Are you looking for co-creation partners domestically and overseas?

We have already expanded to China and Thailand, which has allowed us to have a head start in competing in the international market. I also worked as an expatriate in our Chinese corporation, which made me realize that continuing the existing monozukuri practices could cause Takahashi Metal to be pushed out of the market. I came back to Japan in a predicament, and I wanted to make it my mission for international customers to choose Takahashi Metal. We work with large-scale international customers, automotive parts and agricultural equipment manufacturing companies. We will continue to move forward with these companies with our unique technologies.

 

Are you interested in more M&As to expand your business internationally? Would you be interested in a joint venture or a new office or factory? How would you continue your growth internationally?

Our focus for the last few years was the one-stop service and broadening the field of our activities. We tried to expand our field, including press items and spring products. It is nothing special if we supply the parts, and it is convenient for our customers if we supply several parts together. Nevertheless, supplying the finished product puts us on the same stage as our customers. The next stage of our expansion, however, involves building strategic partnerships. Hence, we are actively looking for partners to achieve our goals, improve our services and launch new services. During the pandemic, we launched a new business model which is quite ambitious for an SME. It is now time to seek strong partners and work on something strategic.

 

Imagine we come back to interview you again on the last day of your presidency. What ambitions or objectives would you like to have achieved during your time as president?

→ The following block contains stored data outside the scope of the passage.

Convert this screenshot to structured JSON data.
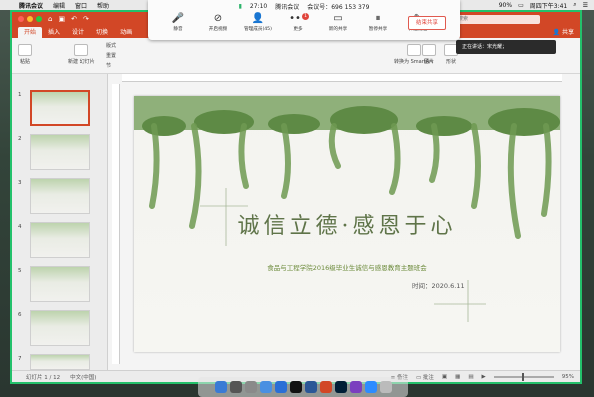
{
  "menubar": {
    "app_name": "腾讯会议",
    "items": [
      "编辑",
      "窗口",
      "帮助"
    ],
    "battery": "90%",
    "clock": "周四下午3:41"
  },
  "ppt": {
    "search_placeholder": "在演示文稿中搜索",
    "tabs": [
      "开始",
      "插入",
      "设计",
      "切换",
      "动画"
    ],
    "share": "共享",
    "ribbon": {
      "paste": "粘贴",
      "new_slide": "新建\n幻灯片",
      "layout": "版式",
      "reset": "重置",
      "section": "节",
      "picture": "图片",
      "shape": "形状",
      "convert": "转换为\nSmartArt"
    },
    "tooltip": "正在讲话：宋光耀；"
  },
  "meeting": {
    "timer": "27:10",
    "title": "腾讯会议",
    "meeting_id_label": "会议号：",
    "meeting_id": "696 153 379",
    "buttons": [
      {
        "label": "静音",
        "icon": "mic-icon"
      },
      {
        "label": "开启视频",
        "icon": "video-off-icon"
      },
      {
        "label": "管理成员(45)",
        "icon": "members-icon"
      },
      {
        "label": "更多",
        "icon": "more-icon"
      },
      {
        "label": "新的共享",
        "icon": "share-screen-icon"
      },
      {
        "label": "暂停共享",
        "icon": "pause-icon"
      },
      {
        "label": "开启批注",
        "icon": "annotate-icon"
      }
    ],
    "badge": "1",
    "end_share": "结束共享"
  },
  "thumbnails": [
    "1",
    "2",
    "3",
    "4",
    "5",
    "6",
    "7"
  ],
  "slide": {
    "title": "诚信立德·感恩于心",
    "subtitle": "食品与工程学院2016级毕业生诚信与感恩教育主题班会",
    "date": "时间：2020.6.11"
  },
  "status": {
    "slide_count": "幻灯片 1 / 12",
    "language": "中文(中国)",
    "notes": "备注",
    "comments": "批注",
    "zoom": "95%"
  },
  "colors": {
    "ppt_accent": "#d24726",
    "meeting_frame": "#23c16b",
    "title_green": "#5f7449"
  }
}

A whole division of our business is dedicated to environmental products and affiliate companies like global automotive parts suppliers. We have accelerated monozukuri for our environmental products, including batteries, items for EVs and solar panels. In addition, I have launched an economic consortium in this area for different companies to join. Through that, we can welcome a wide range of businesses, products and monozukuri, which contribute to the environment. Our company growth is directed toward providing a global contribution. One of my goals is to ensure that our people are proud of our efforts of truly contributing to the environment, a concept that I want to pass down to the next generations.

The strength of the Takahashi Metals Group is that it has a system that can provide similar manufacturing, sales, and services not only to Japan but also to China and Thailand.